Tested
I've done some testing of my hypothesis. The two approaches appears to perform almost the same, but there is an evident improvement by using the first alternative.
Memory complexity of the momentum data structure:
- Approach 1:
O( instances * weights )
- Approach 2:
O( weights )
Result:
Each round uses a predefined weight set. Both versions were trained on the same weight set.

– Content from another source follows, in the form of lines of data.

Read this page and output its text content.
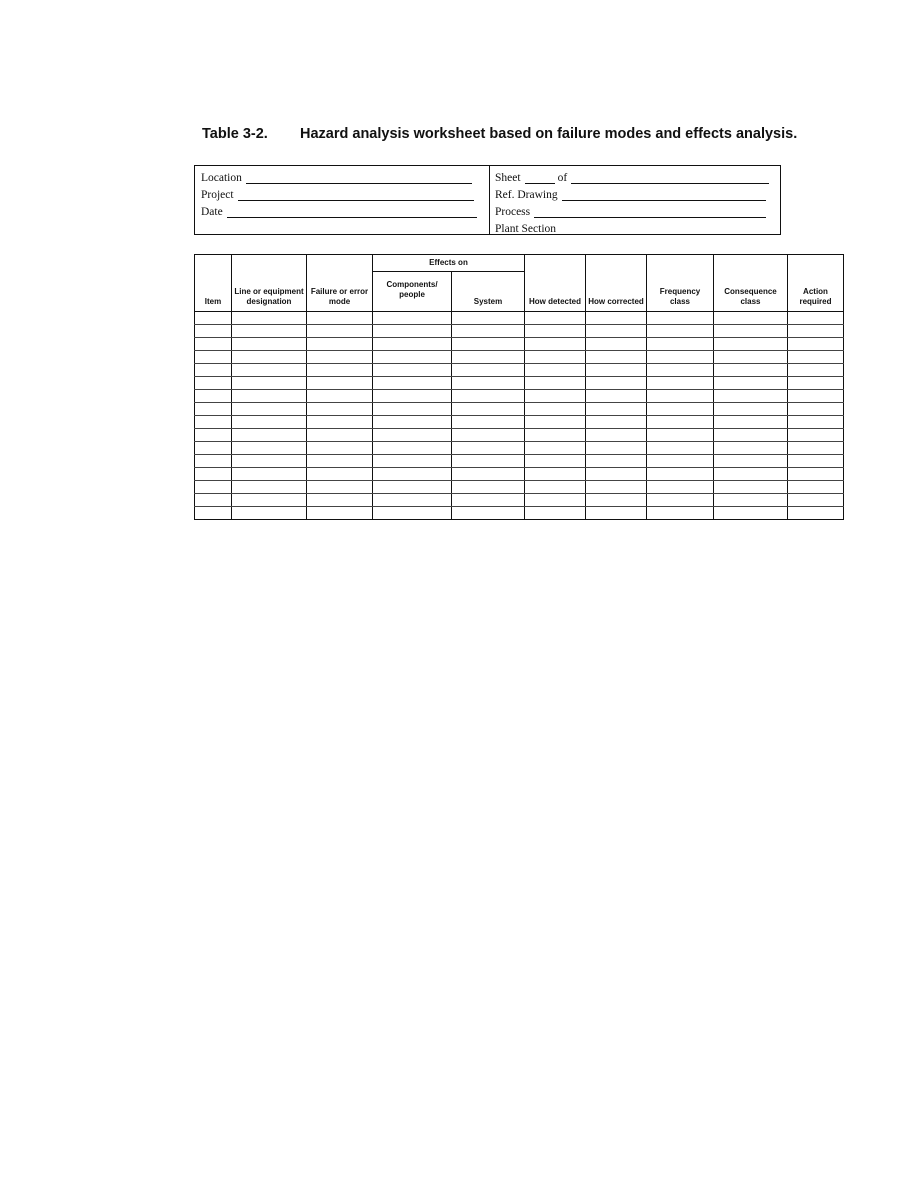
Table 3-2. Hazard analysis worksheet based on failure modes and effects analysis.
Location
Project
Date
Sheet	of
Ref. Drawing
Process
Plant Section
Item	Line or equipment designation	Failure or error mode	Effects on		How detected	How corrected	Frequency class	Consequence class	Action required
			Components/ people	System					
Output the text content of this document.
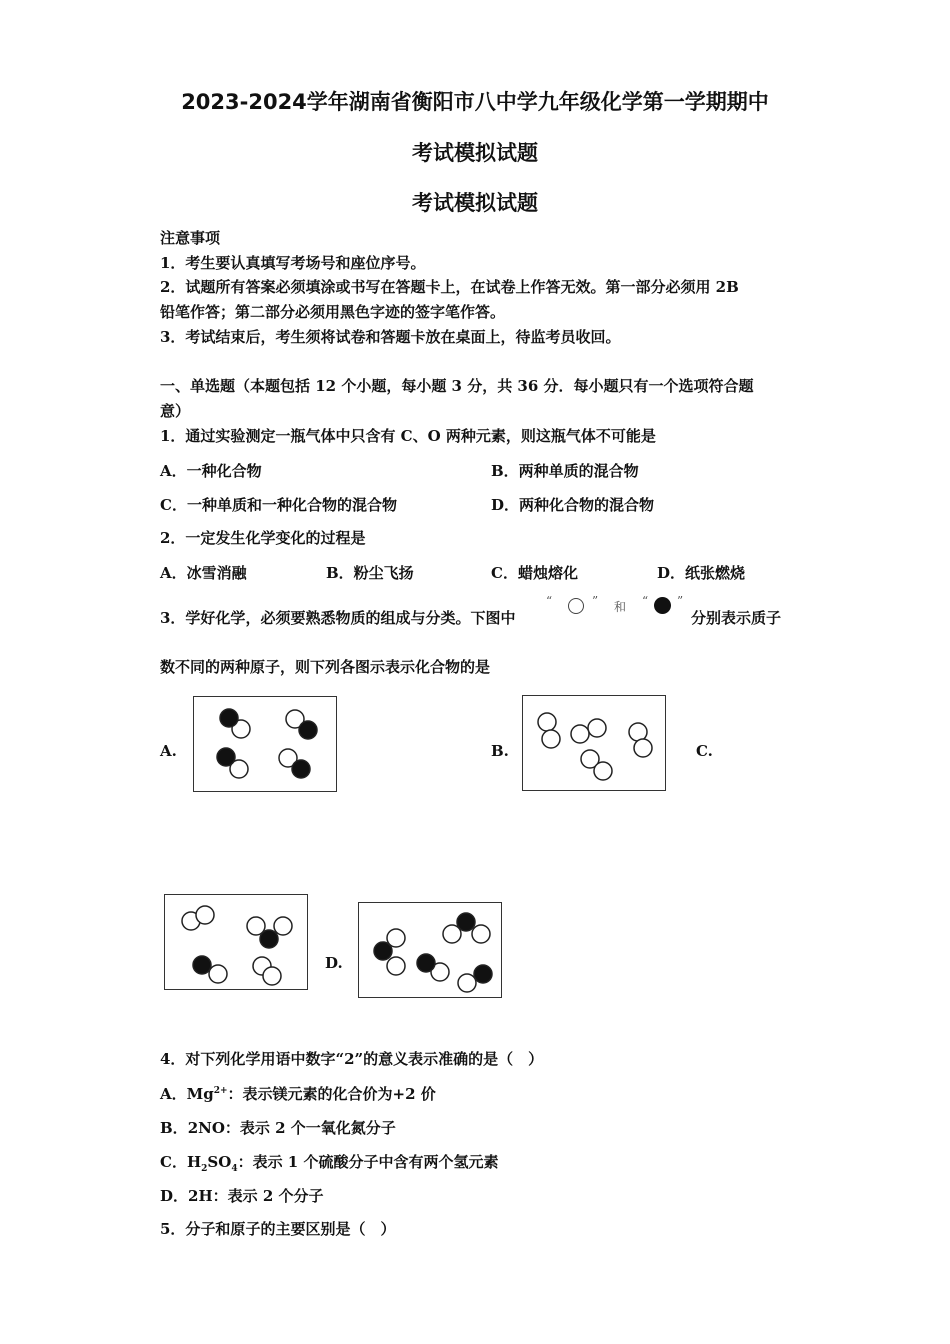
2023-2024学年湖南省衡阳市八中学九年级化学第一学期期中
考试模拟试题
考试模拟试题
注意事项
1．考生要认真填写考场号和座位序号。
2．试题所有答案必须填涂或书写在答题卡上，在试卷上作答无效。第一部分必须用 2B
铅笔作答；第二部分必须用黑色字迹的签字笔作答。
3．考试结束后，考生须将试卷和答题卡放在桌面上，待监考员收回。
一、单选题（本题包括 12 个小题，每小题 3 分，共 36 分．每小题只有一个选项符合题
意）
1．通过实验测定一瓶气体中只含有 C、O 两种元素，则这瓶气体不可能是
A．一种化合物	B．两种单质的混合物
C．一种单质和一种化合物的混合物	D．两种化合物的混合物
2．一定发生化学变化的过程是
A．冰雪消融	B．粉尘飞扬	C．蜡烛熔化	D．纸张燃烧
3．学好化学，必须要熟悉物质的组成与分类。下图中
“	” 和 “ ”
分别表示质子
数不同的两种原子，则下列各图示表示化合物的是
A.	B.	C.
D.
4．对下列化学用语中数字“2”的意义表示准确的是（　）
A．$Mg^{2+}$：表示镁元素的化合价为+2 价
B．2NO：表示 2 个一氧化氮分子
C．$H_2SO_4$：表示 1 个硫酸分子中含有两个氢元素
D．2H：表示 2 个分子
5．分子和原子的主要区别是（　）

$ pypy backprop.py # First approach
Round: 1/10 Required epochs: 40995
Round: 2/10 Required epochs: 40997
Round: 3/10 Required epochs: 40996
Round: 4/10 Required epochs: 40997
Round: 5/10 Required epochs: 40997
Round: 6/10 Required epochs: 40997
Round: 7/10 Required epochs: 40999
Round: 8/10 Required epochs: 40996
Round: 9/10 Required epochs: 40996
Round: 10/10 Required epochs: 40997
$ pypy backprop.py # Second approach
Round: 1/10 Required epochs: 41070
Round: 2/10 Required epochs: 41072
Round: 3/10 Required epochs: 41069
Round: 4/10 Required epochs: 41069
Round: 5/10 Required epochs: 41070
Round: 6/10 Required epochs: 41071
Round: 7/10 Required epochs: 41072
Round: 8/10 Required epochs: 41069
Round: 9/10 Required epochs: 41070
Round: 10/10 Required epochs: 41071
As we may read from the tests, the second approach (which has lower memory complexity) requires a few more epochs of training before reaching the required precision.
Conclusion
The increased memory complexity might not be a worthy sacrifice in comparison to the minor training improvement.